Monday, February 08, 2010

POW! (Play Of The Week)

Terre Haute
by Edmund White

Time is not on their side. So much to tell, so much at stake, and yet so little time! One man has a story to tell, and the other a story to write.

"[There is the loud sound of a buzzer.]

HARRISON: That’s it – time’s up. They just give us twenty minutes, though sometimes the guard goes off for a coffee break and forgets. I guess they don’t want us to work up an escape plan – or get to like each other."

Edmund White fashions his powerful two-hander on the famed Gore Vidal/Timothy McVeigh correspondence. He fictionalizes the characters, imagining what possibly would have transpired had the two men met in person at the high-security prison in Terre Haute, Indiana.

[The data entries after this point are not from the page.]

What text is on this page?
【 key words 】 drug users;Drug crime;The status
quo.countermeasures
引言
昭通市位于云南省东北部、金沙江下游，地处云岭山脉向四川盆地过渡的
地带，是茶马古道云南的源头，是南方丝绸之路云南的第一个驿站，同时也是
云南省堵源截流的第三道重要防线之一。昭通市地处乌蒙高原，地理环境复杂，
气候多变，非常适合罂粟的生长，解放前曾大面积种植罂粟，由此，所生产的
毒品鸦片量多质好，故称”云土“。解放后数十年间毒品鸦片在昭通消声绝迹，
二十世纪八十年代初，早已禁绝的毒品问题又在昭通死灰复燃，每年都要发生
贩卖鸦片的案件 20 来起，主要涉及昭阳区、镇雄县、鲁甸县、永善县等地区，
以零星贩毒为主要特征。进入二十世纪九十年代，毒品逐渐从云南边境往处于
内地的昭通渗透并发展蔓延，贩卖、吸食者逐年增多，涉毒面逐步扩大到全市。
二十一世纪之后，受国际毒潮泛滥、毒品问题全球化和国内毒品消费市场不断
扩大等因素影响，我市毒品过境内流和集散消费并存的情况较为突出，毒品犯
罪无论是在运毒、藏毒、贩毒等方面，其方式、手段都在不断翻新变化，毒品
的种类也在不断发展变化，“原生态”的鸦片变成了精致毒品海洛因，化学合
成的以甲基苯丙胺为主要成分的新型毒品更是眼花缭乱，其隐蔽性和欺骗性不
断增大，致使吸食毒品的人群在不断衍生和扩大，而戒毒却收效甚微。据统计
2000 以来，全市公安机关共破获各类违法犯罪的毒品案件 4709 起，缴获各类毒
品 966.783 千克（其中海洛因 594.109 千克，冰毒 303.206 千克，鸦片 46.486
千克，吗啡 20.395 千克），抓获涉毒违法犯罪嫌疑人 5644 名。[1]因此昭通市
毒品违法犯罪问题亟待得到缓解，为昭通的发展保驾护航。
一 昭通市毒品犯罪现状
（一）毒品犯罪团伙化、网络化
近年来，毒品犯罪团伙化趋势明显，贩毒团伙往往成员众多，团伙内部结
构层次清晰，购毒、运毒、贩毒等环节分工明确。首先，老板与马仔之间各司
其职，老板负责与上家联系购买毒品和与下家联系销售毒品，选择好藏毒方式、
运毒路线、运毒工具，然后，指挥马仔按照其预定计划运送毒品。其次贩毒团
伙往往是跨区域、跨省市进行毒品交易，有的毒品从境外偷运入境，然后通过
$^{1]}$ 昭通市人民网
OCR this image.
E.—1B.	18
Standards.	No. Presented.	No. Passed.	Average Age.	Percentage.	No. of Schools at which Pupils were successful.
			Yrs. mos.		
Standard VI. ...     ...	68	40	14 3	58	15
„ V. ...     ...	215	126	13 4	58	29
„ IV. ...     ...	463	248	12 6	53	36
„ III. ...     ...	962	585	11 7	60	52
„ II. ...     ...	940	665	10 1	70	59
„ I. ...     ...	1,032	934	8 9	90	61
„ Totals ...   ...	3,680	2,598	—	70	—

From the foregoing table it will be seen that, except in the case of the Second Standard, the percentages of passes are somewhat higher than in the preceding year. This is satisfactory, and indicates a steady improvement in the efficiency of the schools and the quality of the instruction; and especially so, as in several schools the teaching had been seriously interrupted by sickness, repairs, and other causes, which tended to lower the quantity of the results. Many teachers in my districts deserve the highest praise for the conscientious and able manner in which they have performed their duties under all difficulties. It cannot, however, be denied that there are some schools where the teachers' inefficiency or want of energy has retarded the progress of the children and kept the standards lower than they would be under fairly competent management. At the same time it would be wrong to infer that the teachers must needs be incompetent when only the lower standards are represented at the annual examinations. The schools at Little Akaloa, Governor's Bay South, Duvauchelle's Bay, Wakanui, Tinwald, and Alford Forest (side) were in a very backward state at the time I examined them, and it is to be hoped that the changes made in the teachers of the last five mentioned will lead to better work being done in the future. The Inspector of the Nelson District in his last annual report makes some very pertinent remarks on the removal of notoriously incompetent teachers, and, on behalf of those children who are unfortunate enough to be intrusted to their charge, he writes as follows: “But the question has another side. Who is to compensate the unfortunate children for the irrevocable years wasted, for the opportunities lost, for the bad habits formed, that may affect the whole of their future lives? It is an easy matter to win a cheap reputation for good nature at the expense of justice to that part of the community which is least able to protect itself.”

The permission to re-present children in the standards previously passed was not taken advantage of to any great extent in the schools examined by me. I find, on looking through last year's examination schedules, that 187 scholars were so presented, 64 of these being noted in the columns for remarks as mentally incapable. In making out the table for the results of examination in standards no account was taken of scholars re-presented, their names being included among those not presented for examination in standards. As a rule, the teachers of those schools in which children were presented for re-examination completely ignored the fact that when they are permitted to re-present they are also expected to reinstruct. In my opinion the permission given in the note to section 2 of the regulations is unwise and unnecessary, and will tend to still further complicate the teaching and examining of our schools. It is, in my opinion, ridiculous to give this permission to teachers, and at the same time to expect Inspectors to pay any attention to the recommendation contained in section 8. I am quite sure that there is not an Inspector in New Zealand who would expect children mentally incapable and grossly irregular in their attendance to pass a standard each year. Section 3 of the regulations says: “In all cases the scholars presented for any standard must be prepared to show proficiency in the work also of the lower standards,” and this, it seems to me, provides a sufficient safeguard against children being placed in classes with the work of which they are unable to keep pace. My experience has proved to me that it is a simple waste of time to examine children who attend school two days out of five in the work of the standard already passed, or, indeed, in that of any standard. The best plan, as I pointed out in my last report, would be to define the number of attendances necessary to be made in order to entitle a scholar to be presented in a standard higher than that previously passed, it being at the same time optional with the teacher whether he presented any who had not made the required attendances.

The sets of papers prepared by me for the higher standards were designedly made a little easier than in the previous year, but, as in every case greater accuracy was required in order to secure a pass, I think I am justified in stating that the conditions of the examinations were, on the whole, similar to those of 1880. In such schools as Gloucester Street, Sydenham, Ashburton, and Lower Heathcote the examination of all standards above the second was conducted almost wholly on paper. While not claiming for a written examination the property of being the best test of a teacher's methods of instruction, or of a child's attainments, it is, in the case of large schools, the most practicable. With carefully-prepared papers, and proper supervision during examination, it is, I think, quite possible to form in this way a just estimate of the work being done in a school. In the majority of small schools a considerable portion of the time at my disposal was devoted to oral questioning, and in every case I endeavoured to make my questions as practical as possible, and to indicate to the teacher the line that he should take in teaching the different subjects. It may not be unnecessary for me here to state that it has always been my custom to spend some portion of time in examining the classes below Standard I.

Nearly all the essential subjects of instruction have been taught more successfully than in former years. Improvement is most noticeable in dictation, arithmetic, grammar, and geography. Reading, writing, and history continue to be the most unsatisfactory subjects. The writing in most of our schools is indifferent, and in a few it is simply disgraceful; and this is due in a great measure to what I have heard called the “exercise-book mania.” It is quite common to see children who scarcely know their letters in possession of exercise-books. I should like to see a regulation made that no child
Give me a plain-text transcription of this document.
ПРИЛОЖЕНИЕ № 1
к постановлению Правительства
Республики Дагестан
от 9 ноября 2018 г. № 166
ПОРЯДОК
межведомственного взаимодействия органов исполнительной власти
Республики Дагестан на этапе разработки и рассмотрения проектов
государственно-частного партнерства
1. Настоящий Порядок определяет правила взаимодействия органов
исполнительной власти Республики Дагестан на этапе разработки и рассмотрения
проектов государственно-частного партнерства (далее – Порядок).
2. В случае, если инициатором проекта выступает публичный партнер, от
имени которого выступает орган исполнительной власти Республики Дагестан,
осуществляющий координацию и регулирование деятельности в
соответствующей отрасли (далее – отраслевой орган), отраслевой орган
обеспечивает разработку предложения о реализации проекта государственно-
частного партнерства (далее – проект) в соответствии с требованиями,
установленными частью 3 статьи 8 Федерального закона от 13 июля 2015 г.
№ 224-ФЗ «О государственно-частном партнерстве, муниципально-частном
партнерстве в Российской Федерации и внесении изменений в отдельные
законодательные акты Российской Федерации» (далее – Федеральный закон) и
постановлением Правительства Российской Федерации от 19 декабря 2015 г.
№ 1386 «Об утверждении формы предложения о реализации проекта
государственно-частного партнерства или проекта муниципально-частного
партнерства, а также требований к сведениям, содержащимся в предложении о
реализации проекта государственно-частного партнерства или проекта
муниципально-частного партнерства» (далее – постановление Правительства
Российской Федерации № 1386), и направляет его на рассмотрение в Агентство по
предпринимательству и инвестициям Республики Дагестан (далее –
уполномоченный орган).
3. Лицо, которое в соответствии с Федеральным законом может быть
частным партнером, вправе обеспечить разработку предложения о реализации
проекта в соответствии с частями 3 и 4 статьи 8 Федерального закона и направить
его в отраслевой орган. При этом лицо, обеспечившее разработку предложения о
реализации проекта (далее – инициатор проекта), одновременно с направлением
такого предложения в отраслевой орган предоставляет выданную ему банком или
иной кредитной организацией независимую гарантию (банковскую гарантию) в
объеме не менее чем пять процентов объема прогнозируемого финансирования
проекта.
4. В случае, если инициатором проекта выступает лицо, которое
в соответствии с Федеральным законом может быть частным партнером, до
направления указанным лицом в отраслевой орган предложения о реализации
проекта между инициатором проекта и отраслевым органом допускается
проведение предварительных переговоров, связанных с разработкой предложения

At the peak of his successful and controversial writing career, James interviews Harrison, an all-American-type terrorist incarcerated on “death row” with only days before his execution – or as Harrison (and McVeigh) termed “his government-assisted suicide.”

TERRE HAUTE is an intriguing play of debate and seduction – but who is seducing whom? James strikes a bargain with Harrison: “I’ll defend you in print if you give me the story of how you blew up the Murrah Building.” However, in the telling of that story, there rages a cagey cat- and-mouse game of one-upmanship. The explosive battle of wits, emotions and even sexuality is deterred from physical violence only by the protective plastic partition separating them and a guard within “earshot”. No weapons are allowed; but both men with their axes-to-grind and their persuasive charismas are weapons enough for immediate destruction.v [The buzzer sounds.]

Since time does not allow it, the play demands relentless verbal violence without an intermission. The dialogue is as directly taut and “covertly revealing” as are the characters and their unique situation. Both the playwright and the characters are racing against time.

[Again the buzzer sounds.]

The play has dynamic two-character scenes and riveting monologues which are highly charged by James’s persistent probing and Harrison’s retelling of the “Gulf War”, the FBI’s involvement in the Waco Davidian disaster, his own military training and painful rejection by the Green Berets – events which all propelled Harrison to commit the massacre in Oklahoma City – America’s home-grown terrorist attack.

[The final sound of the buzzer.]

Time has run out.

HARRISON: Goodbye.

JAMES: Thank you.

[HARRISON exits. He doesn’t look back but marches out with military correctness.]

JAMES: (confessing) That was maybe the most extraordinary moment in my life.

TERRE HAUTE: A play about the incident that we cannot and must not forget!